Piccioni Rosario2Lamezia Terme, 4 maggio 2017 - "Il futuro della Vigor Lamezia, alla luce delle recenti dichiarazioni del presidente Butera, appare sempre più nebuloso. E' ormai certo che l'attuale proprietà non intende proseguire e che non iscriverà la squadra a nessun campionato. C'è il serio e fondato rischio che addirittura la società possa scomparire". Così, una nota preoccupata del consigliere comunale ed ex assessore allo Sport, Rosario Piccioni che lancia un accorato appello per le sorti della gloriosa compagine, la prima squadra della città di Lamezia nata nel 1919.

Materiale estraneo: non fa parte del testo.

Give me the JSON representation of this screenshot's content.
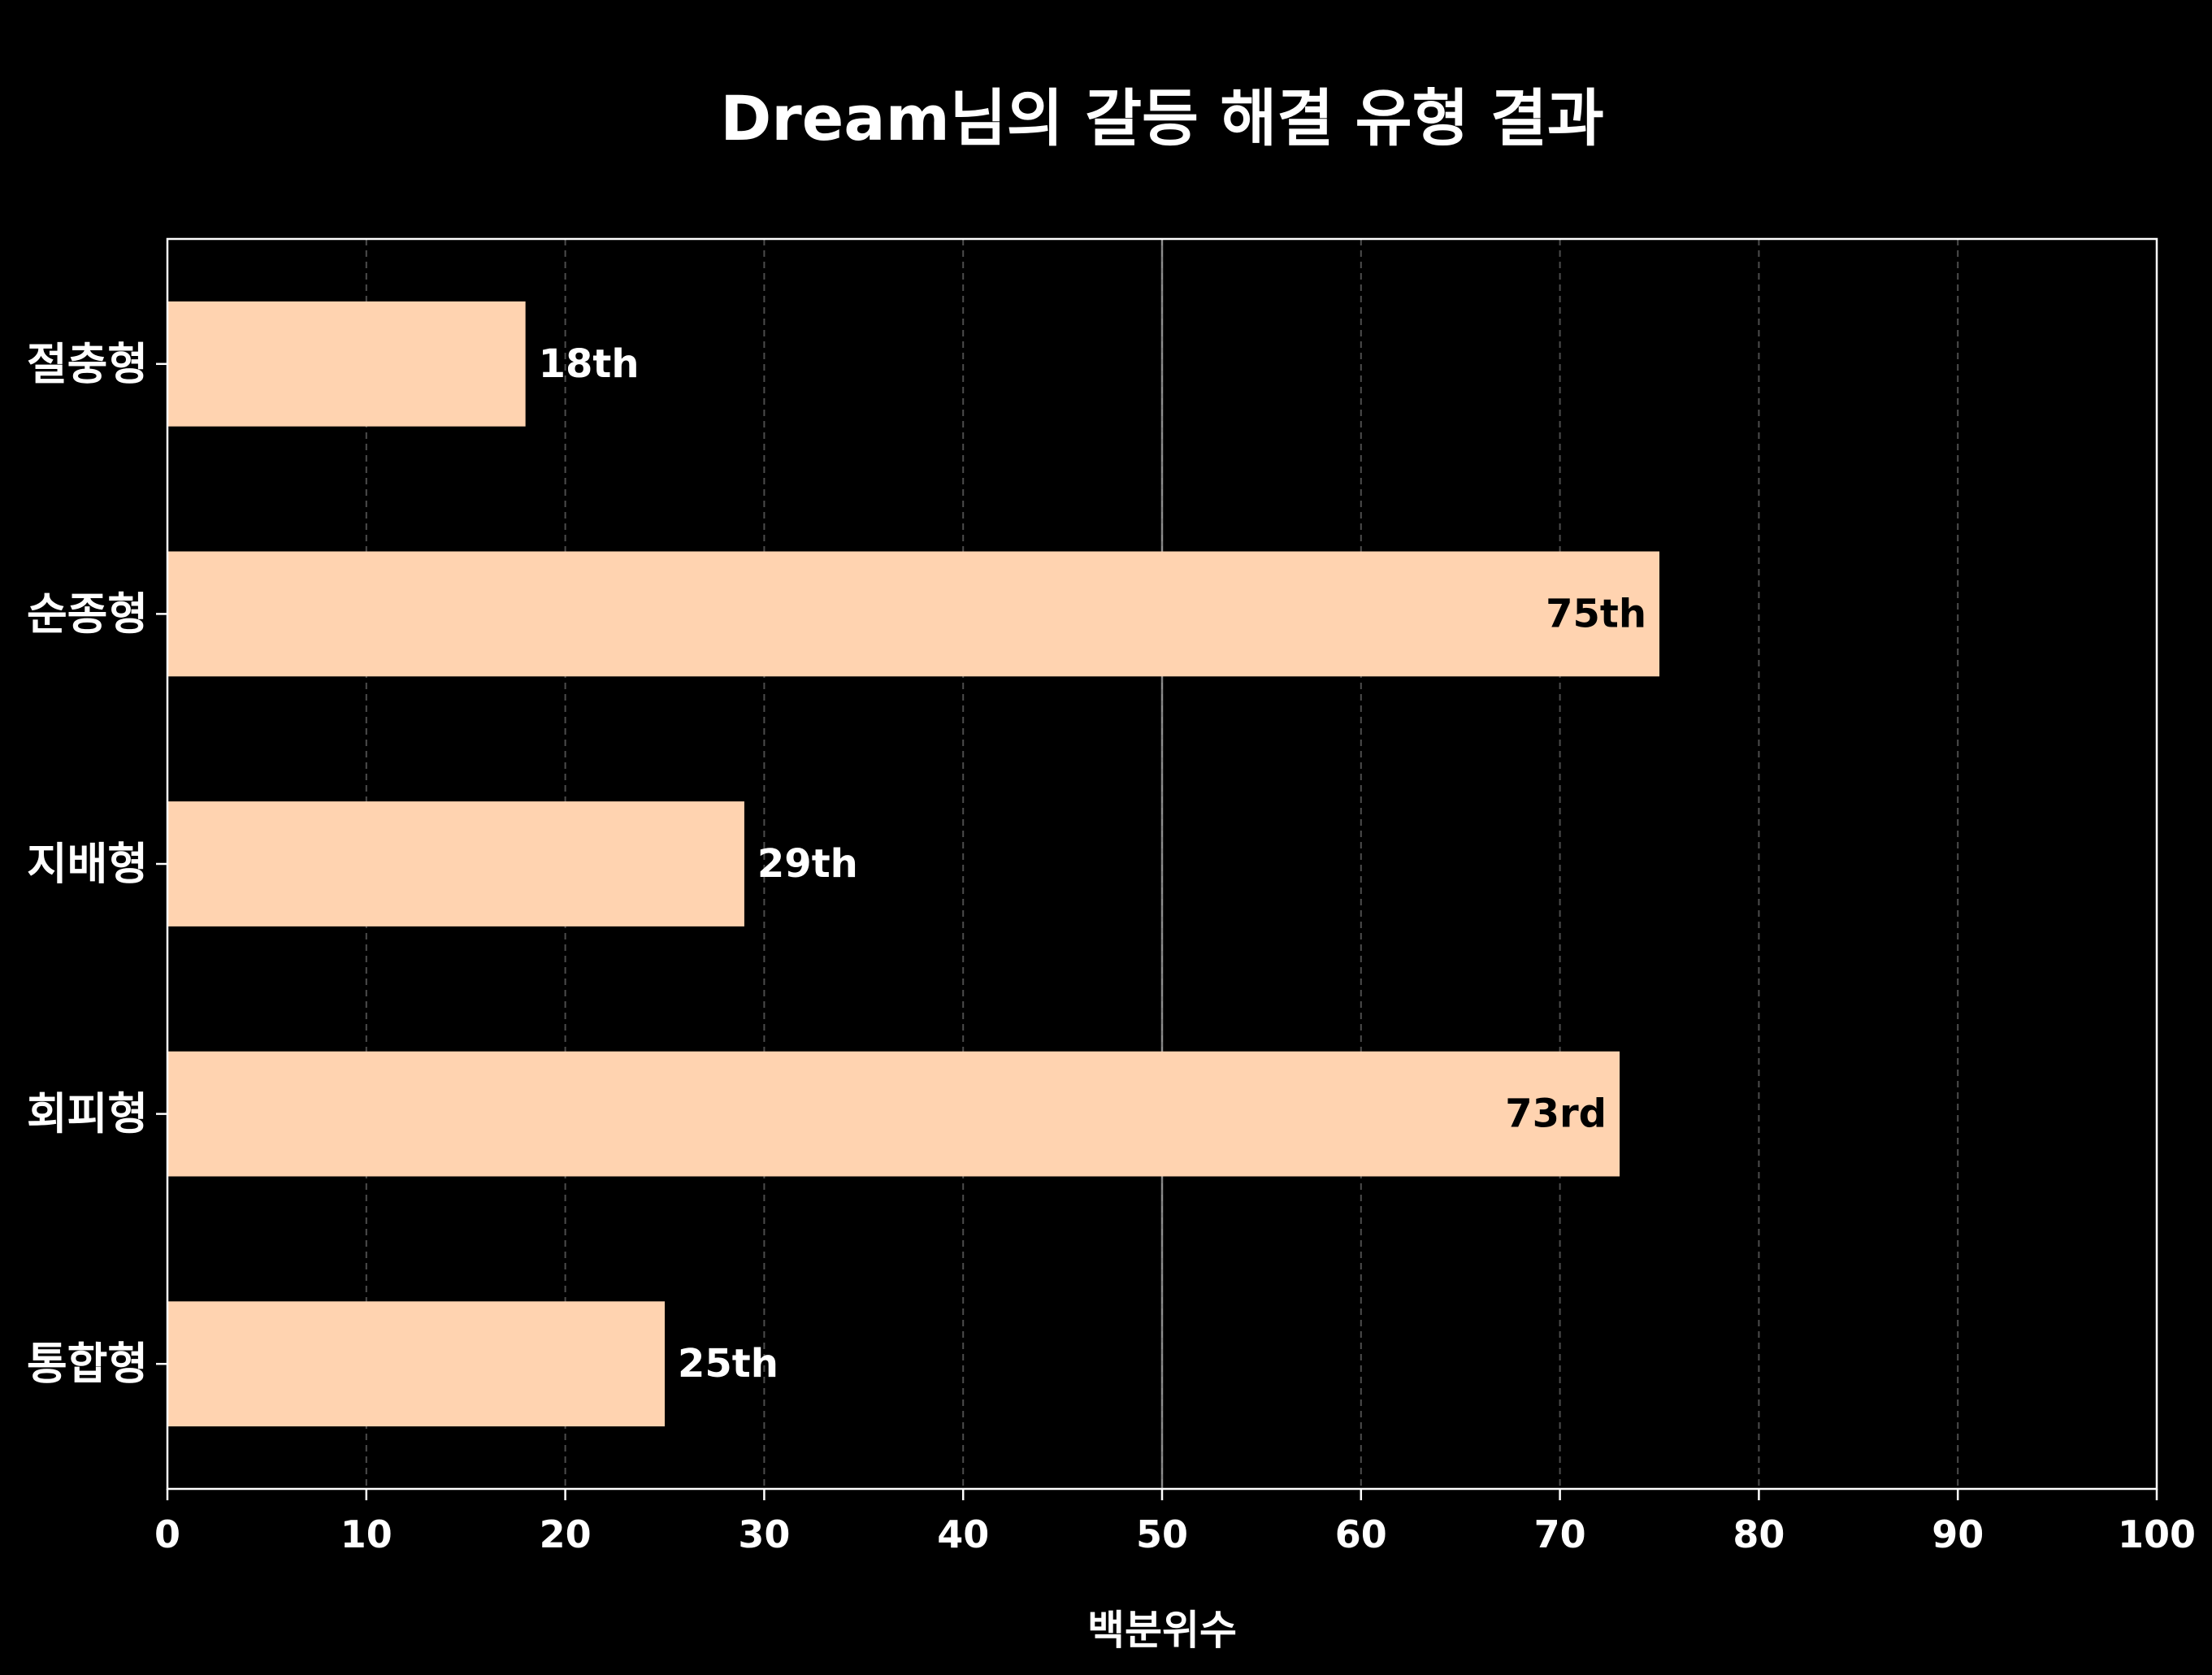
{
  "chart_data": {
    "type": "bar",
    "orientation": "horizontal",
    "title": "Dream님의 갈등 해결 유형 결과",
    "xlabel": "백분위수",
    "ylabel": "",
    "xlim": [
      0,
      100
    ],
    "xticks": [
      0,
      10,
      20,
      30,
      40,
      50,
      60,
      70,
      80,
      90,
      100
    ],
    "grid": "vertical-dashed",
    "reference_line_x": 50,
    "categories": [
      "절충형",
      "순종형",
      "지배형",
      "회피형",
      "통합형"
    ],
    "values": [
      18,
      75,
      29,
      73,
      25
    ],
    "value_labels": [
      "18th",
      "75th",
      "29th",
      "73rd",
      "25th"
    ],
    "colors": {
      "background": "#000000",
      "bar": "#FFD3B0",
      "text": "#FFFFFF",
      "inside_label": "#000000",
      "grid": "#555555",
      "axes": "#FFFFFF"
    }
  }
}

"Certo tutti i tifosi vigorini ma anche la città avrebbero immaginato in modo diverso la ricorrenza del secolo di storia, che si celebrerà nel 2019, a cento anni dalla fondazione della Vigor. Quasi sicuramente ci sarà poco da festeggiare sportivamente, ma in questo momento almeno l'esistenza della società deve essere salvaguardata. Proprio per questo rivolgo un appello accorato al sindaco affinché metta in atto immediatamente tutte le iniziative necessarie per salvare la società. Mi auguro che il sindaco Mascaro sia conseguente alle dichiarazioni e ai proclami di questi anni riguardo alla Vigor Lamezia. Il primo cittadino ha più volte dichiarato che “il calcio è motivo trainante di aggregazione per la città” per cui, cito sue parole, “guai ad amministrare una città e pensare che ci sono tanti problemi, quindi il calcio mettiamolo da parte”. E sempre il sindaco ha parlato della Vigor come “fattore di sviluppo e di amore per il territorio” proclamando che “Lamezia non è seconda a nessuna e sopravanzeremo Catanzaro, Cosenza e la Reggina”. Questo momento di estrema difficità è l'occasione per passare dalle parole ai fatti. Così come noi incoraggiamo ogni iniziativa che nelle prossime settimane arriverà per tentare di salvare la società e far proseguire il sogno sportivo di tanti tifosi e tanti cittadini. Sono certo - conclude Piccioni - che il sindaco farà seguito a quanto dichiarato fino ad oggi per salvaguardare quello che egli stesso ha sempre definito un grande patrimonio per tutta la città e per tutti i lametini.